As an art student I owned my own dark room and studied the basics of photography. You needed to do that to produce a photo. Unless you understood the whole process (the relationship between ISO, aperture, shutter speed and depth and sharpness) you couldn’t do much with a camera. Now photographers just shoot in RAW format and handle the rest with the brightness and contrast controls in Photoshop. It annoys me.
It shouldn’t annoy me because in the end the only thing that matters is what you do with the tools you have. I can know everything about photography and be a shitty photographer. You could know nothing about photography and use your snapshot camera and create award winning photos. It isn’t about the tools but about the work you produce.

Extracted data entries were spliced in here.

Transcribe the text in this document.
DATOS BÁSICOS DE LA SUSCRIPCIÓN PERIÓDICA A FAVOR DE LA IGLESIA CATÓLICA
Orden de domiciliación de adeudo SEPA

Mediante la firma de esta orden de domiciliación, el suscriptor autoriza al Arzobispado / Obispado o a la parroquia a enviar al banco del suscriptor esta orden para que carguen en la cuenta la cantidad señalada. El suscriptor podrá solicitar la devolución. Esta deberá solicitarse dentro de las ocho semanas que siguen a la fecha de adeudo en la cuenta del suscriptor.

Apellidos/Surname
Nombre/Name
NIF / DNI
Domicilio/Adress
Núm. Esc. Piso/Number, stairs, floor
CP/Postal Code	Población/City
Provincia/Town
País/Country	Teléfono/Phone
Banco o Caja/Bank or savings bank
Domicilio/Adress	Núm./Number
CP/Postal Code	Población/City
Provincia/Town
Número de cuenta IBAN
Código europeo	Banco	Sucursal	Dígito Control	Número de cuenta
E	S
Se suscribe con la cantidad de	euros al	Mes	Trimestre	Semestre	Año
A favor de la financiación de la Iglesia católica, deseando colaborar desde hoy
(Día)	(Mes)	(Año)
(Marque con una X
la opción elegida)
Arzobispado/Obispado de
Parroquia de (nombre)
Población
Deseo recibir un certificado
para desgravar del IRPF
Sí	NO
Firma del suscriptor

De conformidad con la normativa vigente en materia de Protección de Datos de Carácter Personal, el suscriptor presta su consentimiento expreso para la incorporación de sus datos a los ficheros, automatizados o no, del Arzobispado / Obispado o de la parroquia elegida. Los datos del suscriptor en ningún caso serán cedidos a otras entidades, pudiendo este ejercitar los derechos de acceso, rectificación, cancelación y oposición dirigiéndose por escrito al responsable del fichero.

There are two types of artists; The first type are those who defy conventions, come in with an open mind and create new and revolutionary works.
The second type is the expert professional. He or she knows their history, is able to stand on the shoulders of giants and advances the medium to a new level.
That is the theory. In practice however most breakthrough artists, and entrepreneurs, know which conventions exist so they can defy them. They know which giants came before them so they can kick them in the heels. They are aware of their history and have the ability to ignore it and take the next step.
As an entrepreneur you need to find the balance between knowing too little and knowing too much.
You want to know what your competitor is up to, but you don’t want to be intimidated by that knowledge. You want to know whether people have tried to do the same thing before you, and to learn from their mistakes. But you also don’t want to be that person who always says, “Someone already tried that and it didn’t work, so forget about it.” Or, as I’ve said before: Experience, and knowledge, is great but never let it stand in the way of progress.
Where are you on the spectrum between “Knowledge is power” and “Ignorance is bliss”?